Tout au long de la journée, des foules se sont rassemblées près du terrain de cricket pour agiter des drapeaux sri-lankais et dénoncer l’impact de la crise économique.

« Ma femme et moi vivons avec un repas par jour depuis deux mois pour nous assurer que notre fils en a trois », a déclaré à l’AFP la manifestante Janith Malinga.

Aussie Steve Smith a déclaré que les joueurs pouvaient entendre les manifestants chanter, mais qu’ils n’avaient pas « joué un rôle » dans l’action sur le terrain. ISHARA S. KODIKARA AFP

Malinga a déclaré que Rajapaksa devait quitter ses fonctions pour que la situation désastreuse du pays s’améliore.

« Tout est en désordre », a-t-il ajouté. « Ce n’est pas le Sri Lanka dont je rêvais. »

« Aucune raison de reporter »

La nation insulaire a enduré des mois de troubles avec de graves pénuries de nourriture et de carburant, des pannes d’électricité en cours et une inflation galopante qui ont rendu la vie misérable pour ses 22 millions d’habitants.
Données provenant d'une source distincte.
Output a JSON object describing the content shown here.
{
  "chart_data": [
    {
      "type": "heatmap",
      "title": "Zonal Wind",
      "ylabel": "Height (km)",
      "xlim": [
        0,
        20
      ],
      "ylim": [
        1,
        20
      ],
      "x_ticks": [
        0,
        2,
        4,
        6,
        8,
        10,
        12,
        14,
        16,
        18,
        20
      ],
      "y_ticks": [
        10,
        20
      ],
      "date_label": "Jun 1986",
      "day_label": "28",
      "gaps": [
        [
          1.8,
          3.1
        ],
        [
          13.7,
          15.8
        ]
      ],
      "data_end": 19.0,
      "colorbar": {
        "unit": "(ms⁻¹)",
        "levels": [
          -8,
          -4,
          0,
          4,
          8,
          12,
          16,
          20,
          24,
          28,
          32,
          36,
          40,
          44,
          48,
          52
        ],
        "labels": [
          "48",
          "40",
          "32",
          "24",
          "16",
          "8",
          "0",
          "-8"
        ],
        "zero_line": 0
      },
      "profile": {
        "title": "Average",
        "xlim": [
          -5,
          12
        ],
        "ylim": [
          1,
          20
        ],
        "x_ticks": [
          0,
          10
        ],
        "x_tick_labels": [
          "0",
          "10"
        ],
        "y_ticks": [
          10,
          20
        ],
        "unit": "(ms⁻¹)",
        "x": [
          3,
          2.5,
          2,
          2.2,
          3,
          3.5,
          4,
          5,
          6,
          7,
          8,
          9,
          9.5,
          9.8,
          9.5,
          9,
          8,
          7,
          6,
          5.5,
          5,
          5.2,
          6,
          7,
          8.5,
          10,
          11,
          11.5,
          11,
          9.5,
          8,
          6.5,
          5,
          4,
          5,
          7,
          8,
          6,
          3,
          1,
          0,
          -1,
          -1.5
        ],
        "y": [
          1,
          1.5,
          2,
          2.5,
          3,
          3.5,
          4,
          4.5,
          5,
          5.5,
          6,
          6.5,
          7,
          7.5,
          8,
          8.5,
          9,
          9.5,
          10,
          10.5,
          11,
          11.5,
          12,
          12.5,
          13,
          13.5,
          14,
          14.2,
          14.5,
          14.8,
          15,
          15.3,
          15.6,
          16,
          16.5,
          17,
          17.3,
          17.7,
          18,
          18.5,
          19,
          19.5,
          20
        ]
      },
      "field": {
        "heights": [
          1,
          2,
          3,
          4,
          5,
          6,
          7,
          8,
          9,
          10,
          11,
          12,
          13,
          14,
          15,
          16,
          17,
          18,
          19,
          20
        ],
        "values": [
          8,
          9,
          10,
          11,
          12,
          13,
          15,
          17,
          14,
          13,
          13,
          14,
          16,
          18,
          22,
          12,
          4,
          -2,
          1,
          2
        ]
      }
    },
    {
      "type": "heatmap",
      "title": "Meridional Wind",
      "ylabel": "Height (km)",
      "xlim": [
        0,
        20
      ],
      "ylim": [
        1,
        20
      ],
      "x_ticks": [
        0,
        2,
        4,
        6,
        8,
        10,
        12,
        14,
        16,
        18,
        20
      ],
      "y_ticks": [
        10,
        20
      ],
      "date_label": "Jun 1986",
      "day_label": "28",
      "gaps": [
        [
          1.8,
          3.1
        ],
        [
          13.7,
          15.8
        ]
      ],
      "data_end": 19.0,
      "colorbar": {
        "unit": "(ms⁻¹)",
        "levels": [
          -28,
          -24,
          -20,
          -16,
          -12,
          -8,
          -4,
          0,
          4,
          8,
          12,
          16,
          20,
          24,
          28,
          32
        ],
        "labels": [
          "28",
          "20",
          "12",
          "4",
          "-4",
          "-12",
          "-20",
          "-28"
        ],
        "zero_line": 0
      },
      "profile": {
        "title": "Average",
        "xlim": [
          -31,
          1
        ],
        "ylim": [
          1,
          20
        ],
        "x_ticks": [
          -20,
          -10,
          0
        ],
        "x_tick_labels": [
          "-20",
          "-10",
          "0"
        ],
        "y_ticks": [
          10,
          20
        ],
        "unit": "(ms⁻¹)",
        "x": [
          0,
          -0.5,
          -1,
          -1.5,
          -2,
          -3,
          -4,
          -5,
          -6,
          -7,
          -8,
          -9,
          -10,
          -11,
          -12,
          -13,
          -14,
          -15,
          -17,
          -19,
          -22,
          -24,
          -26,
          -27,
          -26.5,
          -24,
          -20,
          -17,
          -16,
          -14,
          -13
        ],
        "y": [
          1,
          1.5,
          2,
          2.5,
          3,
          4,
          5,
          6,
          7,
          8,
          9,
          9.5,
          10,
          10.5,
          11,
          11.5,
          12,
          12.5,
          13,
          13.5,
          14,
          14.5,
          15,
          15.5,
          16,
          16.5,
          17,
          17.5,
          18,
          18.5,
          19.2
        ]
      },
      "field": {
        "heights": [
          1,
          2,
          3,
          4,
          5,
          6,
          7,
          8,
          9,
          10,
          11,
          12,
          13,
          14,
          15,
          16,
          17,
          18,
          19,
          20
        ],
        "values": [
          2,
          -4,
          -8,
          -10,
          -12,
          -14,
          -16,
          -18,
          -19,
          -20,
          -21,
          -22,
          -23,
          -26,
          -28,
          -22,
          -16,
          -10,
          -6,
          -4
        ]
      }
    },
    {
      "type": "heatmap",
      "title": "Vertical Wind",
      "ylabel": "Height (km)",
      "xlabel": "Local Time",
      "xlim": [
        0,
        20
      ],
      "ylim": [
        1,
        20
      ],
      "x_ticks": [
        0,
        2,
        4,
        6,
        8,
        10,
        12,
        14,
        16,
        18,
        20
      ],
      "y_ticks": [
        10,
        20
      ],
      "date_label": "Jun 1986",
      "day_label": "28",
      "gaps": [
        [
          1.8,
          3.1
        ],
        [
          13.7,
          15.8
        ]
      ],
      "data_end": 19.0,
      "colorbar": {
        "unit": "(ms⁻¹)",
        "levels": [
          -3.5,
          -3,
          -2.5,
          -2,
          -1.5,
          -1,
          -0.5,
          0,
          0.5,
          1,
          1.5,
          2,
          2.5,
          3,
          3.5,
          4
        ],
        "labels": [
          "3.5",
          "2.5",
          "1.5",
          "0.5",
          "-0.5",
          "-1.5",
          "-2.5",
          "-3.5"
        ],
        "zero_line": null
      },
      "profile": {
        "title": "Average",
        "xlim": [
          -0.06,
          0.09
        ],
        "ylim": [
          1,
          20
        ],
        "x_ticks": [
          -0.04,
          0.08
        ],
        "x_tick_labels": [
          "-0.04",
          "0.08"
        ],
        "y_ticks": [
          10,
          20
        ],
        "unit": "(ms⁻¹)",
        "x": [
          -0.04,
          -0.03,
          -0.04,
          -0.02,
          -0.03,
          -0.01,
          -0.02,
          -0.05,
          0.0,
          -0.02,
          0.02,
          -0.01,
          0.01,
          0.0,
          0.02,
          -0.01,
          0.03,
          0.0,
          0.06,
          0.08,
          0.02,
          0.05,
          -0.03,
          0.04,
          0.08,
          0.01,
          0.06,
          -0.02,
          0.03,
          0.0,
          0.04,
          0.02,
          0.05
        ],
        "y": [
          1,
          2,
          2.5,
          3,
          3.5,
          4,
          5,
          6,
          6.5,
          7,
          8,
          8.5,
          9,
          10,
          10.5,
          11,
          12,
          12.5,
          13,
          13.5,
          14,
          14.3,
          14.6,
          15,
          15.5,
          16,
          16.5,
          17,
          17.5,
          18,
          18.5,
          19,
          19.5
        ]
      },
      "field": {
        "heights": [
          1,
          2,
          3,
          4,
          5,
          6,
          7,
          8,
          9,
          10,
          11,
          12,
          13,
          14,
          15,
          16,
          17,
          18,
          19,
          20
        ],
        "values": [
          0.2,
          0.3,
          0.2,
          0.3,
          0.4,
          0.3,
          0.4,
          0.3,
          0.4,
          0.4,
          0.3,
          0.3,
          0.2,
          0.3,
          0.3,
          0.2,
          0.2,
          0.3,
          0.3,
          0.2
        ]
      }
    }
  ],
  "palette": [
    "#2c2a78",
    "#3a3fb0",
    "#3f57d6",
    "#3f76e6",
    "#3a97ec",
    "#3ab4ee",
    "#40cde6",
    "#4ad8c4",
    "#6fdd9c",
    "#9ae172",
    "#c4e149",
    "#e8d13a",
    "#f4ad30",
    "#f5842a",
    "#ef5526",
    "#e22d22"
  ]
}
Le capitaine australien Aaron Finch a déclaré au début de la tournée que son équipe espérait pouvoir apporter de la « joie » et du divertissement au Sri Lanka alors qu’il traversait la crise.

Les dernières émeutes surviennent lors du dernier match de la tournée australienne, avec l’équipe pakistanaise également sur l’île pour leur prochaine série.

Les responsables du cricket ont déclaré qu’il n’était pas prévu de modifier leurs horaires, ajoutant que le sport n’était pas affecté par les troubles politiques.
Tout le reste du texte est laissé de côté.